7. En cinquième lieu, si le requérant soutient que la décision attaquée est illégale dès lors que le préfet s'est fondé sur l'absence de garantie de représentation pour prendre la décision litigieuse, ce moyen est sans incidence sur la décision attaquée dès lors qu'il ressort des motifs de cette décision que le préfet s'est fondé sur le seul caractère dilatoire de la demande d'asile présentée par M. C pour le maintenir en rétention.

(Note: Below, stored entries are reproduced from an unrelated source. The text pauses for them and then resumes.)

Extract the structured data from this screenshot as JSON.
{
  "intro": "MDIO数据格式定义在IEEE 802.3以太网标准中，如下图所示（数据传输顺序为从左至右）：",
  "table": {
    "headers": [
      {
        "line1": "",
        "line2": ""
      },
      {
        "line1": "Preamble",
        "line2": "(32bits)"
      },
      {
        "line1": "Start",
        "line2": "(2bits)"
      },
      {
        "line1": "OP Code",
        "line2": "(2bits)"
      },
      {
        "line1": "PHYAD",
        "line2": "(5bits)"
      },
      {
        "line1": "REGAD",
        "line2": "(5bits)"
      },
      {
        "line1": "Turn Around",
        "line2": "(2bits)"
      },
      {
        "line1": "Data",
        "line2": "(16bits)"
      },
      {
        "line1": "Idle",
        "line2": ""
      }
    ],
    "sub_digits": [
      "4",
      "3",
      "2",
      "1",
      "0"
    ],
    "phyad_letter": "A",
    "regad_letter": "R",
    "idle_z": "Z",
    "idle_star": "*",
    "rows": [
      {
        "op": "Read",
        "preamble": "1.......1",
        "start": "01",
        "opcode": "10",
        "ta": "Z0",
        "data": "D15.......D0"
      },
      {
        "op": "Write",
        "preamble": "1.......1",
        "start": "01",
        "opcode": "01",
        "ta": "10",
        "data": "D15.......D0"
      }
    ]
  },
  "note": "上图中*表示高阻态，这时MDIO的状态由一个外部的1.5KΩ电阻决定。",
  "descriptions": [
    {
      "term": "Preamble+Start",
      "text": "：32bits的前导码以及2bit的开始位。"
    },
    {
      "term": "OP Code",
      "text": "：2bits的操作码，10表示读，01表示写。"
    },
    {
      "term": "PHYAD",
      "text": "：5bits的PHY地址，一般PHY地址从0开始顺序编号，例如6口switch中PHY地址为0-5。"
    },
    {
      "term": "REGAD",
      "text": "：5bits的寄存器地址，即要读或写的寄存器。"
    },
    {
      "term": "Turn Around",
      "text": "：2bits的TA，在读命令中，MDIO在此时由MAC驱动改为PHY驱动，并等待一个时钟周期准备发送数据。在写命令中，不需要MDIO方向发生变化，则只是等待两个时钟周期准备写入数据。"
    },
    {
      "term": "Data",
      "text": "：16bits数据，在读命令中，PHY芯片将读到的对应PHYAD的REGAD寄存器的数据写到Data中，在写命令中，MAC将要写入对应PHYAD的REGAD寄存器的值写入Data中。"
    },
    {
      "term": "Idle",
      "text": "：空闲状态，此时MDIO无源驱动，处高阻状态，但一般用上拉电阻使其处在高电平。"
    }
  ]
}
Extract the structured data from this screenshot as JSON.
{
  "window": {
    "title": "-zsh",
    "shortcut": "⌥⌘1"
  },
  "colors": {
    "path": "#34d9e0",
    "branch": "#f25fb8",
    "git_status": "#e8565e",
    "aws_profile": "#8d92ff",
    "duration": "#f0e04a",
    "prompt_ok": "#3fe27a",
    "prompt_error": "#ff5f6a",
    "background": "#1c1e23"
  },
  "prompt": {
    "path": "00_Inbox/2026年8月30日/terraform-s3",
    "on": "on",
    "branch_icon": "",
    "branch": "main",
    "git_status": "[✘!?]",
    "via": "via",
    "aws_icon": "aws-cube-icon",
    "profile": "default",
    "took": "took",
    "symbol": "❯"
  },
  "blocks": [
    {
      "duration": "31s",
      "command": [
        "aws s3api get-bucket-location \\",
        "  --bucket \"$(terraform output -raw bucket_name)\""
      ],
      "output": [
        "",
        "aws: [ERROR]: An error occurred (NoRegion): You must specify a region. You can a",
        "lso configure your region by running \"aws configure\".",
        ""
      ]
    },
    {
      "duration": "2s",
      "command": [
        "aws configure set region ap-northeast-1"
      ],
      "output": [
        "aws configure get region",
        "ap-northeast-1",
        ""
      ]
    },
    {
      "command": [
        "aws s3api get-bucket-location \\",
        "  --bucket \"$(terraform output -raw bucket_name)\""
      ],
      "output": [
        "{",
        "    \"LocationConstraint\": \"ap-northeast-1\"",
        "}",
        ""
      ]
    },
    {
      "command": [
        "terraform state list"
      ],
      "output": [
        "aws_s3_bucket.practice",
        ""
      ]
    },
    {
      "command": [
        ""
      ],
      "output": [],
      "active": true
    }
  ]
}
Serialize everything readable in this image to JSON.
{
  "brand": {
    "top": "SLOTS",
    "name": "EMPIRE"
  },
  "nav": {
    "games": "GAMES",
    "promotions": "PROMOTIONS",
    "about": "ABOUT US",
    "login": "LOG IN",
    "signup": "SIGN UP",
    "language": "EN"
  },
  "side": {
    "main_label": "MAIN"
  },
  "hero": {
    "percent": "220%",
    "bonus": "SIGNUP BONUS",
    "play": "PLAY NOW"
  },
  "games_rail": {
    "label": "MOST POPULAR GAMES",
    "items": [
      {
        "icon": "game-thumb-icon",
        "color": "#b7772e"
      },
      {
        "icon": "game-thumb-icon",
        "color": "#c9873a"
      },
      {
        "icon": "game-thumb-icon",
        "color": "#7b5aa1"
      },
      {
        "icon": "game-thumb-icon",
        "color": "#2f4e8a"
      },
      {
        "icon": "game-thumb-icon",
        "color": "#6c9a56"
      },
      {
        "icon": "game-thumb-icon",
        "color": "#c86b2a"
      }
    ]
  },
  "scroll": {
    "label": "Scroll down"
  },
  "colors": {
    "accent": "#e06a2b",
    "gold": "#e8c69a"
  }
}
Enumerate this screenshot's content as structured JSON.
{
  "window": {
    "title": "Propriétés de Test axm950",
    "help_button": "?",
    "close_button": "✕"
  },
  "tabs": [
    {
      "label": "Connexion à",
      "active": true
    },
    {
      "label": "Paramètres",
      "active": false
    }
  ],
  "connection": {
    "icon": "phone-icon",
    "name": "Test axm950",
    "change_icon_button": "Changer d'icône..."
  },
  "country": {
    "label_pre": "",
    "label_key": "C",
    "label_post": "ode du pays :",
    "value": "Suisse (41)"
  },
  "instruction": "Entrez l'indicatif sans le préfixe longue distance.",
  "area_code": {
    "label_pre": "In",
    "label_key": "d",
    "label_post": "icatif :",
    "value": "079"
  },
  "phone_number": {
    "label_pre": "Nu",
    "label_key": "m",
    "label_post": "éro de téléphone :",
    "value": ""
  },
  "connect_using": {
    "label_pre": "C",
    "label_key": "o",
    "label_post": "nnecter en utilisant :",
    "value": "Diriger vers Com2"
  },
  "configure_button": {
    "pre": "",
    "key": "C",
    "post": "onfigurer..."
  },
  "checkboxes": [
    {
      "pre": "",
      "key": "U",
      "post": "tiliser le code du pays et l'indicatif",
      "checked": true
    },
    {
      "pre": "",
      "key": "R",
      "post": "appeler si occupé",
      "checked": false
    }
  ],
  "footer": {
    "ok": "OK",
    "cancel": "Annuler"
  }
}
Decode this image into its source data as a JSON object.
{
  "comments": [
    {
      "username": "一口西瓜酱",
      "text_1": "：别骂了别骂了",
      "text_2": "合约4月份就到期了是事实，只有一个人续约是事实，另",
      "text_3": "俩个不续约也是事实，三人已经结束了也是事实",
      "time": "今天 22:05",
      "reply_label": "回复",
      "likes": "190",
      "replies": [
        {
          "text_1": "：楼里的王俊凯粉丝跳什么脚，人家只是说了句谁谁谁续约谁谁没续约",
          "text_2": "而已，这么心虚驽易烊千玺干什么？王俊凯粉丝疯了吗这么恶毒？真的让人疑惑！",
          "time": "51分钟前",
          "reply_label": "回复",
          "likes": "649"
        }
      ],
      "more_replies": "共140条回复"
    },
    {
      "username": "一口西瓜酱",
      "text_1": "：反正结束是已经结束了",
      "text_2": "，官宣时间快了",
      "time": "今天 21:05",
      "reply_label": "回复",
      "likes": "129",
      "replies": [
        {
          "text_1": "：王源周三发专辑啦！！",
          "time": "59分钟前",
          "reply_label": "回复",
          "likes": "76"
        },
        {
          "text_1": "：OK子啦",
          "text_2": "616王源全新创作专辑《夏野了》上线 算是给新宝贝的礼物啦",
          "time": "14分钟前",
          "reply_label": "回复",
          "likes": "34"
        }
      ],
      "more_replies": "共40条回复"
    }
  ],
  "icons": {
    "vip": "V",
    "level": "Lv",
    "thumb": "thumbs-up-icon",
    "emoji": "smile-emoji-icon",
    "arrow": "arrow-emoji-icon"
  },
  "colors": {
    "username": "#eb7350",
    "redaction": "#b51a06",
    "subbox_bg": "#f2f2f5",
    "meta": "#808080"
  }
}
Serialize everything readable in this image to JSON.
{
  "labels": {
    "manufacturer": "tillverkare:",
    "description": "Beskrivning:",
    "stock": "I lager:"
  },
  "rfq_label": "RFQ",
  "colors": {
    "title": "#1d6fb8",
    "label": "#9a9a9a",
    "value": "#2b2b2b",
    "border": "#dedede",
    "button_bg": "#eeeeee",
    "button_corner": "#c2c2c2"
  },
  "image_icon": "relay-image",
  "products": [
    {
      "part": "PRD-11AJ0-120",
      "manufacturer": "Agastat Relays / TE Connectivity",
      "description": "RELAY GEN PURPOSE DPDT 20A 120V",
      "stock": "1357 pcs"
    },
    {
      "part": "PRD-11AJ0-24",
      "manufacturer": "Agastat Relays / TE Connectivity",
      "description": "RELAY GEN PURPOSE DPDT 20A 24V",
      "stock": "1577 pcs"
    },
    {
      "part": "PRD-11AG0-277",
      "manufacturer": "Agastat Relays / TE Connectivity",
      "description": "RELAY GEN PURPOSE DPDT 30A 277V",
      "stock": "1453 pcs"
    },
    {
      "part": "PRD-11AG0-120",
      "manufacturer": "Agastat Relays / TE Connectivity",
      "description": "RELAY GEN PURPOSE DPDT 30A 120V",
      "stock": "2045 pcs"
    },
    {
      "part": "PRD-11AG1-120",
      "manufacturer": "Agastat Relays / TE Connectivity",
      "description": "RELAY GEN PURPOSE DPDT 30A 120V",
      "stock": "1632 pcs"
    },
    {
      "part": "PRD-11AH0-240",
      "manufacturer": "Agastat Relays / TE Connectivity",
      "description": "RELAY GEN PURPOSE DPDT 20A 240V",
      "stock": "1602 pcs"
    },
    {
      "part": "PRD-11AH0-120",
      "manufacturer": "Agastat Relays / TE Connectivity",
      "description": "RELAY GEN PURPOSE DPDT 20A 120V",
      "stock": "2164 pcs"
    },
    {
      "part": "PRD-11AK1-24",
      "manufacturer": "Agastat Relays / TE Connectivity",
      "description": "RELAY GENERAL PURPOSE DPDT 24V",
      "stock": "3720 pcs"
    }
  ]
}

8. Il résulte de tout ce qui précède que les conclusions présentées par M. C à fin d'annulation de l'arrêté du préfet de la Somme du 17 août 2022 le maintenant en rétention administrative doivent être rejetées. Par voie de conséquence, ses conclusions à fin d'injonction ainsi que celles relatives aux frais liés au litige doivent également être rejetées.

DÉCIDE :

Article 1er : La requête de M. C est rejetée.

Article 2 : Le présent jugement sera notifié à M. A C et au préfet de la Somme.

Prononcé en audience publique le 31 août 2022.

Le magistrat désigné,

Signé,

Q. DLa greffière,

Signé,

O. Debuissy

La République mande et ordonne au préfet de la Somme en ce qui le concerne ou à tous commissaires de justice à ce requis en ce qui concerne les voies de droit commun contre les parties privées, de pourvoir à l'exécution du présent jugement.